By Julie Manganis
BEVERLY — A Beverly mother charged with hosting an underage drinking party that led to one girl being hospitalized with alcohol poisoning last Halloween tried to convince a judge yesterday to spare her a record by continuing the case without a finding.
It didn't work. Salem District Court Judge Michael Uhlarik called what happened to the teenaged girl at Clark's apartment "every parent's worst nightmare" and told Tiffany Clark, 36, "You ought to count your blessings today that these are the only charges you're facing," referring to the counts of providing alcohol to minors filed by police last fall.
"Uh huh," Clark, who continues to insist she didn't buy alcohol for the teens, responded.
The judge then announced that he would impose the maximum penalty, a year in jail, of which Clark would have to serve 11 months, followed by two years of probation, fines and a host of other conditions.
It was even more time in custody than requested by prosecutor Heidi Sylvanowicz, who was also seeking a year in jail but with six months to be served.
Uhlarik suggested that the maximum penalty, one year in jail, is not long enough for the seriousness of the offense.
But after hearing the judge's sentence, Clark, of 903 Manor Road, Beverly, changed her mind, took back her admission to sufficient facts for a guilty finding, and asked for a trial. That's something she's allowed to do under Massachusetts law.
The decision came following a hearing where Sylvanowicz described how police had received numerous calls about teens drinking and running through yards in the public housing complex at the end of Manor Road.
One 16-year-old girl ended up at Beverly Hospital with alcohol poisoning, the prosecutor said.
When police arrived, Clark insisted that her daughter was just having four or five friends over.
Told about the teenager at the hospital, Clark was indifferent, the prosecutor, citing a Beverly police report, said.
As police looked around and found large groups of teens — 10 on one floor, 15 more downstairs and others in the yard — Clark, who had also been drinking, grew increasingly unsteady, eventually falling over in a doorway.
At the hospital, the teenager told police there were so many guests at the party "you couldn't move."
They had been consuming "Jello shots," alcohol mixed into gelatine and served in small plastic cups. Police eventually found 75 to 100 empty cups around the apartment.
The teenager told police that Clark had been pouring vodka shots for her, Sylvanowicz told the judge.
The prosecutor also showed the judge photos taken from a Facebook page showing the crowd at the party. Clark can be seen in two of them, appearing to be texting on her cellphone.

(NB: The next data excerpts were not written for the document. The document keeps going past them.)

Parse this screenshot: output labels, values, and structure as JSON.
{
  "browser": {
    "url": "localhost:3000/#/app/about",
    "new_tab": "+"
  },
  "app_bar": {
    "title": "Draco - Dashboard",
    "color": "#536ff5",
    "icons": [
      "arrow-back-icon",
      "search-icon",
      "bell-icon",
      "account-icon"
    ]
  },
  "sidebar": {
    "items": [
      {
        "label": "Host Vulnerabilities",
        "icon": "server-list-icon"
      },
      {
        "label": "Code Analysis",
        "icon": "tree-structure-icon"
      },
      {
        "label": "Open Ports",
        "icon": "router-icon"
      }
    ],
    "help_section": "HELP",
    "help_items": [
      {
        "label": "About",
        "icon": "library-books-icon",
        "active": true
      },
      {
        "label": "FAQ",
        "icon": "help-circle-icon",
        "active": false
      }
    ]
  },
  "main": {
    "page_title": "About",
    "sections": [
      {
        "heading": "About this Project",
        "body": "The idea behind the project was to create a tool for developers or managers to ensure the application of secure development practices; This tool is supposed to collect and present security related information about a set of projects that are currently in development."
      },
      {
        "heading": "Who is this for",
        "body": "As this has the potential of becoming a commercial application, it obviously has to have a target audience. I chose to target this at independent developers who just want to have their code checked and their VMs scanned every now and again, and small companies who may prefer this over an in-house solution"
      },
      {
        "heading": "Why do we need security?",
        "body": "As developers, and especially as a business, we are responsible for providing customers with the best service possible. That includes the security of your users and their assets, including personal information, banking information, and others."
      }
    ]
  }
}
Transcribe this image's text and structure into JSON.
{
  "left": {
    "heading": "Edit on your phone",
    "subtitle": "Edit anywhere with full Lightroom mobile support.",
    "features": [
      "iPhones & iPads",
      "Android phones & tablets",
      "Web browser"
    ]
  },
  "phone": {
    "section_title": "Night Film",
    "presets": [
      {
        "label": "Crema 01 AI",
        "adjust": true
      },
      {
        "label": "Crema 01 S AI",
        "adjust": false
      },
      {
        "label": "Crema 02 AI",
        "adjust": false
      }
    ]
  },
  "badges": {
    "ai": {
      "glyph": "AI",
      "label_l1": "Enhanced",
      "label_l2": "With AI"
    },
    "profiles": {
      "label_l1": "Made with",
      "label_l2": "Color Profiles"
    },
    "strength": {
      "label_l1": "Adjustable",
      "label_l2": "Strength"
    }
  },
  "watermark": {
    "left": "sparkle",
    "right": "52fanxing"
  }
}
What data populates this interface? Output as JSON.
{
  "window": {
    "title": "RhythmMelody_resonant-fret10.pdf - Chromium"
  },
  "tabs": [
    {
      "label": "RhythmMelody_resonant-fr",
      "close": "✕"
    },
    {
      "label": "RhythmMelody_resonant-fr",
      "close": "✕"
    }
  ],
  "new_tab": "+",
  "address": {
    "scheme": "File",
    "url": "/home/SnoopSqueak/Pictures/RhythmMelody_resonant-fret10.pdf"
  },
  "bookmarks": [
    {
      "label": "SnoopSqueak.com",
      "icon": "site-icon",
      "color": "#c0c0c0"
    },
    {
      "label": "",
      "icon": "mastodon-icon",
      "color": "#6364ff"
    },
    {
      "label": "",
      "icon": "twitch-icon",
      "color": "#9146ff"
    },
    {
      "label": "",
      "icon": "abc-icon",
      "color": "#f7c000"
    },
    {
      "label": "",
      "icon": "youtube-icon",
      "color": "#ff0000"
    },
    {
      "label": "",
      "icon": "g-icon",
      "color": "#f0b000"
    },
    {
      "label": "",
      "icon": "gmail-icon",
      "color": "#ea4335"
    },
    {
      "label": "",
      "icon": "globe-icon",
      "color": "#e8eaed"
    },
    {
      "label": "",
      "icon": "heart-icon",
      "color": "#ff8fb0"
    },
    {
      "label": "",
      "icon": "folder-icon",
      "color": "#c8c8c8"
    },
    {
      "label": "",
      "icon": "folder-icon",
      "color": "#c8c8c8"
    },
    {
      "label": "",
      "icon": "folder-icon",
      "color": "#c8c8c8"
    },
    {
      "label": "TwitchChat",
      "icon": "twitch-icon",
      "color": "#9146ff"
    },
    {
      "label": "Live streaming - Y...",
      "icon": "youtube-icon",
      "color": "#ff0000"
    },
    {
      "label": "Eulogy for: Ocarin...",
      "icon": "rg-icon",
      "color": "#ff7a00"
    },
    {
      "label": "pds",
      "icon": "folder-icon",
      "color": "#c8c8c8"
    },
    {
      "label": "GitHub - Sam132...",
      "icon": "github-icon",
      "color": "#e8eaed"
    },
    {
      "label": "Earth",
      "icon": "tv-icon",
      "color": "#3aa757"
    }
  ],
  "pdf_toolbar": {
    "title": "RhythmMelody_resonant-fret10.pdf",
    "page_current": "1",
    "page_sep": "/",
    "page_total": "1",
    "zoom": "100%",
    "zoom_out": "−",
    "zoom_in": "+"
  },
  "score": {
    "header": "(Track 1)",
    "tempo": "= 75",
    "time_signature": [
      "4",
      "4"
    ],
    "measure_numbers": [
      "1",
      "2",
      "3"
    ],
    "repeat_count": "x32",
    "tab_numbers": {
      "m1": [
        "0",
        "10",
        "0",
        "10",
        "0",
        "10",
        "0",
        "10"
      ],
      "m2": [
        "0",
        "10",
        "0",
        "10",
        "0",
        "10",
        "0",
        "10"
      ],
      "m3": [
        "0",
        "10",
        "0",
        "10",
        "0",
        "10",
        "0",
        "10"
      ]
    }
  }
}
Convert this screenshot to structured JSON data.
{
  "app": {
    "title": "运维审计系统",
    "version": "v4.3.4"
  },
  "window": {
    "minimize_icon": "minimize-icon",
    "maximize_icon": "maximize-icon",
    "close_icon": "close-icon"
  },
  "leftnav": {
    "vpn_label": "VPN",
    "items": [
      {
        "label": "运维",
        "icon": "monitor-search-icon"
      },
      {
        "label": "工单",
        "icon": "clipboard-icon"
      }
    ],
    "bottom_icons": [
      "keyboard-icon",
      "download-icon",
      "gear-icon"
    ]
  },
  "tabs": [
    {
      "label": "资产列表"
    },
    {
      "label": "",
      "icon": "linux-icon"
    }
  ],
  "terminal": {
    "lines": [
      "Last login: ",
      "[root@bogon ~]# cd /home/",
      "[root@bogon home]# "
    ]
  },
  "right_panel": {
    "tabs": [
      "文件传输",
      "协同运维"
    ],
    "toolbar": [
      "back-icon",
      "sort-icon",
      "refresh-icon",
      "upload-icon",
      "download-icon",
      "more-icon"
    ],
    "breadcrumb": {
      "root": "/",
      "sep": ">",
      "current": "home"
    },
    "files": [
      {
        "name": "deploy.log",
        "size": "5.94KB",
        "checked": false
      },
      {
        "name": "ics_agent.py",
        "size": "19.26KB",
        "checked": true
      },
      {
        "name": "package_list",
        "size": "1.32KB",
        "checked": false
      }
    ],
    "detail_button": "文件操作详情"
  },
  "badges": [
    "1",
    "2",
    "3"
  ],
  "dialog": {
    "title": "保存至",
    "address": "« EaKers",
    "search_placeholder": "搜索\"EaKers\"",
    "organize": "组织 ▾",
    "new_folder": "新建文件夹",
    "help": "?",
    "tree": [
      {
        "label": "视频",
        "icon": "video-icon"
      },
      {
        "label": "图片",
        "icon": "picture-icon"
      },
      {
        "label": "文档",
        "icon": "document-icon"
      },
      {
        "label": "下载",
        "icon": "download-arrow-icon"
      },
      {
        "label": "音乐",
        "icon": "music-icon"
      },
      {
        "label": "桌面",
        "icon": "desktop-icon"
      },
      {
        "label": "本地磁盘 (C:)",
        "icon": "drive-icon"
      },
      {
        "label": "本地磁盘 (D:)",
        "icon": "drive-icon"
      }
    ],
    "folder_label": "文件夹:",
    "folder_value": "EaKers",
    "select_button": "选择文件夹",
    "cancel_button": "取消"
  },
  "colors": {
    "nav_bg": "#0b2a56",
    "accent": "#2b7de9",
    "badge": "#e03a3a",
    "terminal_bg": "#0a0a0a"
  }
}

Sylvanowicz called the case "extremely concerning," noting, "This is a constant issue in the community and certainly a focal point of District Attorney (Jonathan) Blodgett."
"These were other people's children, and other parents trusted this woman," said the prosecutor.
Clark's lawyer, Martha Rice Martini, said her client denies buying any alcohol that night, but was willing to concede — at least until the judge announced his sentence — that if a jury heard the evidence available, she could be convicted.
Martini said Clark, a single parent, worked until 8 p.m. as a supermarket cashier, then returned home to find that the house was filled with teens.
"She tried to deal with the situation but admits she lost control," said Martini. "She is deeply ashamed of this incident."
But Martini pointed to efforts by Clark to deal with the aftermath, including Department of Children and Families-mandated parenting classes in order to regain custody of her children, who were taken from her after the incident.
"The question is whether one mistake should sully Ms. Clark's record and jeopardize her housing," Martini suggested.
"While I'm looking at a defendant with no criminal background, to be honest, in a case like this, that's irrelevant," said Uhlarik.
The case is now scheduled for a Sept. 7 hearing on a motion to dismiss one of the counts against Clark, with a trial to follow.